The tutorial introduces the participants to the Quality and Resource Modeling Language (QRML) and tools that support the QRM approach and component model. In small exercises, we experience hands-on how QRM component models can be expressed in a precise way, how they are composed to system models that precisely capture a system’s QRM trade-offs and how QRML models can be used to identify optimal configurations in an automated way with constraint-solving techniques.

Speakers

Twan Basten

Twan Basten received the M.Sc. and Ph.D. degrees in computing science from Eindhoven University of Technology (TU/e), Eindhoven, the Netherlands. He is currently a Professor with the Department of Electrical Engineering, TU/e. He is also a Senior Research Fellow with ESI, TNO, Eindhoven. His current research interests include the design of embedded and cyber-physical systems, model-driven performance engineering, and computational models. He is a senior member of IEEE and a life member of ACM.

Marc Geilen

Marc Geilen received the M.Sc. and Ph.D. degrees in electrical engineering from Eindhoven University of Technology (TU/e), Eindhoven, the Netherlands. He is currently an Associate Professor of model-based design methods for embedded and cyber-physical system with the Department of Electrical Engineering at TU/e. His research interests include model-based design processes, formal models-of-computation, embedded signal processing, multiprocessor systems, and multi-objective optimization and trade-off analysis.

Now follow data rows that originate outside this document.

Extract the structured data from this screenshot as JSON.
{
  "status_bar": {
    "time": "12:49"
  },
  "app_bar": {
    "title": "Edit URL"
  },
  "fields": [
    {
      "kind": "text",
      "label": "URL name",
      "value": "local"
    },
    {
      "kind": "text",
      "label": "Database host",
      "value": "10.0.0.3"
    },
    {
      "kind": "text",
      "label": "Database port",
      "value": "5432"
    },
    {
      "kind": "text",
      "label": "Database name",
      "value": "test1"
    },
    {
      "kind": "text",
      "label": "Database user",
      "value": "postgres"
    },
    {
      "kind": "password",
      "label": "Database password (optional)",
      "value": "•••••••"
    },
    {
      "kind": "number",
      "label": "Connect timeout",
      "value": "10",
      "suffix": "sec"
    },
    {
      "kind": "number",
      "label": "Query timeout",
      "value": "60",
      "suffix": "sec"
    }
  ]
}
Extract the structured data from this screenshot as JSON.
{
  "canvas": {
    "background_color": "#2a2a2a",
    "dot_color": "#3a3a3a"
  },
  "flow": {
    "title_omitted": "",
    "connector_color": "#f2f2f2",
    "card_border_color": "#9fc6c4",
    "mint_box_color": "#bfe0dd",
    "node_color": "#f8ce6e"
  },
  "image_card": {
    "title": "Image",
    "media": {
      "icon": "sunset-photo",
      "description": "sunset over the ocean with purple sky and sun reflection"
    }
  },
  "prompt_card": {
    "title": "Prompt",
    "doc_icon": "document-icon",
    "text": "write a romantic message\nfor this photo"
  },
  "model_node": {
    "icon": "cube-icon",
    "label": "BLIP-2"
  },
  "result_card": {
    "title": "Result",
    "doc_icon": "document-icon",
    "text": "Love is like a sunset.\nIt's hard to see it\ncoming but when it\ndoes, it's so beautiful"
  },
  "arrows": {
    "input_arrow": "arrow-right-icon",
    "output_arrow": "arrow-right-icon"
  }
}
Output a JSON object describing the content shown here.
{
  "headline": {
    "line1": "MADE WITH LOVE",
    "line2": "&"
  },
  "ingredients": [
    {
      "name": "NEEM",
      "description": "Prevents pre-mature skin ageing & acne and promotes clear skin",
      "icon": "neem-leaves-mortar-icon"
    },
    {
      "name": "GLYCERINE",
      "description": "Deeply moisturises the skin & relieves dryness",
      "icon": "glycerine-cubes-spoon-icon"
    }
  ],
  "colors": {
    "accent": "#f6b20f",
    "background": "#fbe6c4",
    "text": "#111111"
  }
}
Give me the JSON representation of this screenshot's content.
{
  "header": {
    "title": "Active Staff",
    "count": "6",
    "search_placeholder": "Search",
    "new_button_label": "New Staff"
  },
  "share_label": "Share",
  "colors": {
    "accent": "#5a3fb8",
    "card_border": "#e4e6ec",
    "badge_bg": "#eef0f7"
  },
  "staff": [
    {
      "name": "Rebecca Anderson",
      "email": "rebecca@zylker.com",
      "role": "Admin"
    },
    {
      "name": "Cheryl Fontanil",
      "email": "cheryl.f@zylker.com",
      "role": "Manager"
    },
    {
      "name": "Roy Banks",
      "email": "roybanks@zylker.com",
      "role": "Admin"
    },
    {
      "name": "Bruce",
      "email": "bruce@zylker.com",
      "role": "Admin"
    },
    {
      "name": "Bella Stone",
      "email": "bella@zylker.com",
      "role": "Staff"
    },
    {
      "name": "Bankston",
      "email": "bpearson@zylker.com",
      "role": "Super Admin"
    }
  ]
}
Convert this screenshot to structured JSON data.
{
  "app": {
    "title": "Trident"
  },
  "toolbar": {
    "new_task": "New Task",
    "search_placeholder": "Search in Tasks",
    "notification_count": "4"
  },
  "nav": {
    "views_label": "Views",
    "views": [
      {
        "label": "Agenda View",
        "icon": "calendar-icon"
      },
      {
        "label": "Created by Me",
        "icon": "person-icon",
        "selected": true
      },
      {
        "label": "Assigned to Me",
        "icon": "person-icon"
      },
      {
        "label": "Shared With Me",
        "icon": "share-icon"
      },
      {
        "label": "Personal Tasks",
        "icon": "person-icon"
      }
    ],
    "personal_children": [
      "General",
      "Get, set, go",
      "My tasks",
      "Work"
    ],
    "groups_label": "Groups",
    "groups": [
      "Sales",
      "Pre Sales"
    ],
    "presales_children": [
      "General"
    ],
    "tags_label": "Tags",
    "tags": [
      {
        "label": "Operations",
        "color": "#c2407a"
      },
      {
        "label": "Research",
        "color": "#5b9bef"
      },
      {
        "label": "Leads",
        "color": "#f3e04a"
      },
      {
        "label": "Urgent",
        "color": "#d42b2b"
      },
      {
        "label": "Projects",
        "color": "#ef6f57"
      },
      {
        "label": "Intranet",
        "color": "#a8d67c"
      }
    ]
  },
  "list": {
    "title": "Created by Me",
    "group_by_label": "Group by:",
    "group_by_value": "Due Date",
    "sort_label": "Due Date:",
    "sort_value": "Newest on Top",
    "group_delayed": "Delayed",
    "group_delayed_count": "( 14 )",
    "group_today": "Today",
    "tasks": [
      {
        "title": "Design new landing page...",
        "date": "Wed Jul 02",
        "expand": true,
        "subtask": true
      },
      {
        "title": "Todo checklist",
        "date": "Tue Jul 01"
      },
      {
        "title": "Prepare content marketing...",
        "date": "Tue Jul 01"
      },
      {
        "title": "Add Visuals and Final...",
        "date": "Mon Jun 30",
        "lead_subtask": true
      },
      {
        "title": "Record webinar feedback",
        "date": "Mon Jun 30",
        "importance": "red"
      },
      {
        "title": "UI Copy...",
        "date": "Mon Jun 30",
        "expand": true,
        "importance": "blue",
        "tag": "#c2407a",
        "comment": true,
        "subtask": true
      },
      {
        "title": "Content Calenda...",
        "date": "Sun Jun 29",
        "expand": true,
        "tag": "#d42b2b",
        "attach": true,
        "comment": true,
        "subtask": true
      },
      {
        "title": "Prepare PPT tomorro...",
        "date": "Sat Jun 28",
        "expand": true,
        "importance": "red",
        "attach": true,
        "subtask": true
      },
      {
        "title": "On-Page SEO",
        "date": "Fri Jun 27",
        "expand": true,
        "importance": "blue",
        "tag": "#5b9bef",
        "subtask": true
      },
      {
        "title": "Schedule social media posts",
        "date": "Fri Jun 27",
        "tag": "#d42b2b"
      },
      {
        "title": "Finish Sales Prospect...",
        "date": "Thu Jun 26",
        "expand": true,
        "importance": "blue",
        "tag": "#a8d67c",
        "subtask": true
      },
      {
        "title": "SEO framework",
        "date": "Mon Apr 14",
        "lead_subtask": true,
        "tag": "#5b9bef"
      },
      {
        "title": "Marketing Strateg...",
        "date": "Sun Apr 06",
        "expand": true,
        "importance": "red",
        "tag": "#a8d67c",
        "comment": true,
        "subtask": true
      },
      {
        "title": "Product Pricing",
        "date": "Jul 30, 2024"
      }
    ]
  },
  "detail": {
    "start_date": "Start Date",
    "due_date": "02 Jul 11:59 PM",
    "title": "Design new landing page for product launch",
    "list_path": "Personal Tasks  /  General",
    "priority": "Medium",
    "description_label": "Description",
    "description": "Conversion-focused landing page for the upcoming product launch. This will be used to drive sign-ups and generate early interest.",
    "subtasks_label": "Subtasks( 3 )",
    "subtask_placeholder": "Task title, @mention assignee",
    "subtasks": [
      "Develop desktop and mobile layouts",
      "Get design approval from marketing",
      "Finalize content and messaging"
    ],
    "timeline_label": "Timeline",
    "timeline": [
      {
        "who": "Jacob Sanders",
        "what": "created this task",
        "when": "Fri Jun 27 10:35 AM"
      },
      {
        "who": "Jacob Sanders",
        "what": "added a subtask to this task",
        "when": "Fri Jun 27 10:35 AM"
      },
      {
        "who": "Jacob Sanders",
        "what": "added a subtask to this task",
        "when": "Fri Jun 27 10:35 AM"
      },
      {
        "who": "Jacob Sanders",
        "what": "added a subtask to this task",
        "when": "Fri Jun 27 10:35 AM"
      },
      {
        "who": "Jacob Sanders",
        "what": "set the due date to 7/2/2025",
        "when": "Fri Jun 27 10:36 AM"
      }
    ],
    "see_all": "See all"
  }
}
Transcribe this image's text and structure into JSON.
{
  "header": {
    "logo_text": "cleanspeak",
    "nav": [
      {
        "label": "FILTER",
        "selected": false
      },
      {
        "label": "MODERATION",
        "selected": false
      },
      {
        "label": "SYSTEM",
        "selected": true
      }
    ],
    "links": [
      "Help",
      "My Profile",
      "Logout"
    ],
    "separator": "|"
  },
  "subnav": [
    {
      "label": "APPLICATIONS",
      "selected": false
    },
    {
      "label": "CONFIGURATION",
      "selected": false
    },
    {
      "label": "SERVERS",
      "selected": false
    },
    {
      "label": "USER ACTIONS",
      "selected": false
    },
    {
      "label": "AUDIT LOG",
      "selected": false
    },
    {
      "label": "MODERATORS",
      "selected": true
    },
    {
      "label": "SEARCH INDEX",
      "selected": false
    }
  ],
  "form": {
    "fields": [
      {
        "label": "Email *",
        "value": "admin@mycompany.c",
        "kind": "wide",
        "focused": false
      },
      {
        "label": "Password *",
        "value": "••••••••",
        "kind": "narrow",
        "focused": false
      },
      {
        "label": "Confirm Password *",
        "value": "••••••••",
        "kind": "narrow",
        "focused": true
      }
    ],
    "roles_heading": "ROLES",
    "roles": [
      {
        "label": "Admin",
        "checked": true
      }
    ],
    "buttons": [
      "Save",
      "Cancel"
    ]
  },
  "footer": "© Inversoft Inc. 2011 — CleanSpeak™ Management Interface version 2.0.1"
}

EVEREST Project tutorial: How to use HLS for building customized memory architectures

Tutorial slides can be found in this LINK

Abstract

Many HPC applications are massively parallel and can benefit from the spatial parallelism offered by reconfigurable logic. While modern memory technologies can offer high bandwidth, designers must craft advanced communication and memory architectures for efficient data movement and on-chip storage. Addressing these challenges requires to combine optimizations that range from software to hardware design.

In this tutorial, we will give an overview of the challenges for generating massively parallel accelerators on FPGA for high-performance computing. We will also show how it is possible to combine compilers, source-to-source transformations, and commercial HLS tools for supporting the designer in the generation of high-performance memory architectures.

Speakers

Stephanie Soldavini

Stephanie Soldavini is a PhD student in the Department of Electronics, Informatics and Bioengineering at Politecnico di Milano in Milan, Italy. She received her BS/MS in Computer Engineering from Rochester Institute of Technology (RIT) in 2019. Her masters thesis was on reduced-graph based optimizations for scheduling in high-level synthesis. Her research focuses on automatic hardware generation with a focus on memory aspects.

Christian Pilato

Christian Pilato is a Tenure-Track Assistant Professor at Politecnico di Milano. He was a Post-doc Research Scientist at Columbia University (2013-2016) and at the ALaRI Institute of the Università della Svizzera italiana (2016-2018). He was also a Visiting Researcher at New York University, Delft University of Technology, and Chalmers University of Technology. He has a Ph.D. in Information Technology from Politecnico di Milano (2011). His research interests focus on the design, optimization, and prototyping of heterogeneous system-on-chip architectures and reconfigurable systems, with emphasis on memory and security aspects. Starting from October 2020, he is the Scientific Coordinator of the H2020 EVEREST project. He served as program chair of EUC 2014 and he will be program chair of ICCD 2022. He is currently serving in the program and organizing committees of many conferences on EDA, CAD, embedded systems, and reconfigurable architectures (DAC, ICCAD, DATE, CASES, FPL, ICCD, etc.) He is a Senior Member of IEEE and ACM, and a Member of HiPEAC.